← Back to Events
🎤 Event

International Society for Autonomic Neuroscience (ISAN) 2026 — Key Takeaways for Body-Mind Practice

📅 2026-07-15📍 Vienna, Austria

The largest autonomic neuroscience conference featured breakthrough findings on polyvagal theory validation, cold exposure mechanisms, and breathwork's measurable impact on vagal tone.

Why This Conference Matters

The International Society for Autonomic Neuroscience (ISAN) holds its biennial congress in Vienna this July. It's the largest gathering of researchers studying the autonomic nervous system — the system that controls every involuntary function in your body and sits at the center of stress, trauma, recovery, and performance.

For anyone interested in body-mind practices, this is where the science either validates or challenges what practitioners are teaching. Here are the sessions most relevant to the BMS community.

Key Sessions to Watch

Polyvagal Theory: New Validation Data

Stephen Porges' Polyvagal Theory has been foundational for somatic therapy but controversial in neuroscience. This year features a symposium with new electrophysiological data from the Karolinska Institute showing distinct vagal circuit activation patterns that map to Porges' three states (ventral vagal, sympathetic, dorsal vagal). If the data holds, it's a significant moment — the theory moving from clinical framework to validated neuroscience.

Cold Exposure and Autonomic Conditioning

A dedicated session on thermal stress and autonomic adaptation features data from the University of Copenhagen on repeated cold water immersion. Their 16-week longitudinal study (n=94) measured autonomic flexibility — the speed of state transitions between sympathetic and parasympathetic — and found consistent improvement in cold-adapted subjects. This is the first large-sample study to quantify autonomic flexibility gains from cold exposure.

Breathwork Dose-Response

Researchers from Stanford's Huberman Lab are presenting the first dose-response data for breathwork techniques. They tested four protocols (physiological sigh, box breathing, cyclic hyperventilation, and extended exhale) at varying durations (1, 3, 5, and 10 minutes) and measured vagal tone changes via high-frequency HRV. Preliminary results suggest a minimum effective dose of 3 minutes for measurable parasympathetic shift — with diminishing returns beyond 5 minutes for most protocols.

Gut-Brain Vagal Signaling in Depression

A plenary session will present new data from the ENIGMA consortium on vagus nerve imaging in major depressive disorder.
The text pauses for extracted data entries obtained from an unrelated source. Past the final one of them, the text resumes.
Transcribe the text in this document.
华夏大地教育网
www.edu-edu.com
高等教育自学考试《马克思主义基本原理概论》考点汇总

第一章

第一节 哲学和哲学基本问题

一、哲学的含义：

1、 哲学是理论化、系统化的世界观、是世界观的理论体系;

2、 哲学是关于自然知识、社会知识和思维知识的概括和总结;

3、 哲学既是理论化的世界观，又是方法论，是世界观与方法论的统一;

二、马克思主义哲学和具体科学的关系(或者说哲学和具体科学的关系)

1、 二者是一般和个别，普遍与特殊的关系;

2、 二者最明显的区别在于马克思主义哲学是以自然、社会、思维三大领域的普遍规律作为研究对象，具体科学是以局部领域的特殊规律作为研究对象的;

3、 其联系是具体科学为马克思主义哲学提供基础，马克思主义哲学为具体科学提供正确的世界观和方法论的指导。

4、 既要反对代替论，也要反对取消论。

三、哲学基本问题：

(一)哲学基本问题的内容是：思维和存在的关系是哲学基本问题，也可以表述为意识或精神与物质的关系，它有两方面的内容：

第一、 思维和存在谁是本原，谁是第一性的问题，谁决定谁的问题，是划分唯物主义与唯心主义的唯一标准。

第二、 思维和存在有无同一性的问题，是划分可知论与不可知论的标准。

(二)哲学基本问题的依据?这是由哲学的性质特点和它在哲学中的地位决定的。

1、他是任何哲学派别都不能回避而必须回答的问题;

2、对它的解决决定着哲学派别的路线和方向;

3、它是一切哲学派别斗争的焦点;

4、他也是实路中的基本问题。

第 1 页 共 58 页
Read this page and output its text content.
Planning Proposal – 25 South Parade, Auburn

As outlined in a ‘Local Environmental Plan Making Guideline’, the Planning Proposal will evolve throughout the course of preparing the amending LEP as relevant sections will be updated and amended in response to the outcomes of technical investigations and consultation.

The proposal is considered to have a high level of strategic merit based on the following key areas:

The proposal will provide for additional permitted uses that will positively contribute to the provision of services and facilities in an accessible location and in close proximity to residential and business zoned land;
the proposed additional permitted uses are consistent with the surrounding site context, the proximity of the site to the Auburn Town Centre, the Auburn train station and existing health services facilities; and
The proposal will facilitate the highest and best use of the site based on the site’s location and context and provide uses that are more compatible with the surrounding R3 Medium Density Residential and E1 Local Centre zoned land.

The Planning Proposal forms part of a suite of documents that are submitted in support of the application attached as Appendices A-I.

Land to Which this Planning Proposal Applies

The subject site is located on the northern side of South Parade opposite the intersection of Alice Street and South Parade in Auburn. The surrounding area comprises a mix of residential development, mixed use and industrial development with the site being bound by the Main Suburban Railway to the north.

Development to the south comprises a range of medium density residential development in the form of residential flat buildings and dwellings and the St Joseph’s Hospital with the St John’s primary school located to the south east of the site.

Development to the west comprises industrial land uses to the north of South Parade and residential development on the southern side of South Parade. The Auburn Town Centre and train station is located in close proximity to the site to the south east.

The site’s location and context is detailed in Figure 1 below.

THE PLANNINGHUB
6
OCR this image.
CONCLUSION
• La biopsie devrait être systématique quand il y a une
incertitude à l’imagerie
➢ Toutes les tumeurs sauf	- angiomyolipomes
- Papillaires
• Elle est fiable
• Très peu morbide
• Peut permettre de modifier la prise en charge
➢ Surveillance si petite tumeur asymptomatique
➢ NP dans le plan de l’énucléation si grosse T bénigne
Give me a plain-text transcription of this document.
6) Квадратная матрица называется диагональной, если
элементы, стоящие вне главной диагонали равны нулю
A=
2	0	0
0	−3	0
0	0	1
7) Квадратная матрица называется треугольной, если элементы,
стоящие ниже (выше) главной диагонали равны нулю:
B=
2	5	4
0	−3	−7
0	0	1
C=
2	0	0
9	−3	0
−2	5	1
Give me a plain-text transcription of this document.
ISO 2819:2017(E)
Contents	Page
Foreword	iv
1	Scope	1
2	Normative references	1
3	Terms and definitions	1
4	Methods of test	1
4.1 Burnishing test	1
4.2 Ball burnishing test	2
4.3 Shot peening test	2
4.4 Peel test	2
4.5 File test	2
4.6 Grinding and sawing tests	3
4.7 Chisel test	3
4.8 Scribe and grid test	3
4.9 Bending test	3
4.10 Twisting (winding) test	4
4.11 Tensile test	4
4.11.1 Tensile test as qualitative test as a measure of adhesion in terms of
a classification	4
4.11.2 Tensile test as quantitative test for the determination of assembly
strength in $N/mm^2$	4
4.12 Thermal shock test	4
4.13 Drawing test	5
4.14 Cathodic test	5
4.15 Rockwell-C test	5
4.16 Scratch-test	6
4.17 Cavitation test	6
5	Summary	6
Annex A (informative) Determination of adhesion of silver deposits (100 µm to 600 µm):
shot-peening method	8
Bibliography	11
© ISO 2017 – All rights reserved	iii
Using diffusion tensor imaging of vagal fiber tracts, they've identified structural differences in the vagus nerve itself — not just functional differences — in patients with treatment-resistant depression.

Implications for Practice

The research presented at ISAN directly informs body-mind practice:

  • Cold exposure protocols may have specific timing and frequency thresholds for autonomic conditioning
  • Breathwork appears to have a measurable dose-response, suggesting that "more isn't always better"
  • Polyvagal-informed therapy may gain stronger scientific backing, affecting clinical adoption
  • Gut-brain interventions for depression could expand beyond medication to include vagal toning modalities

We'll be covering the key findings as they're presented. The full program runs July 15-18.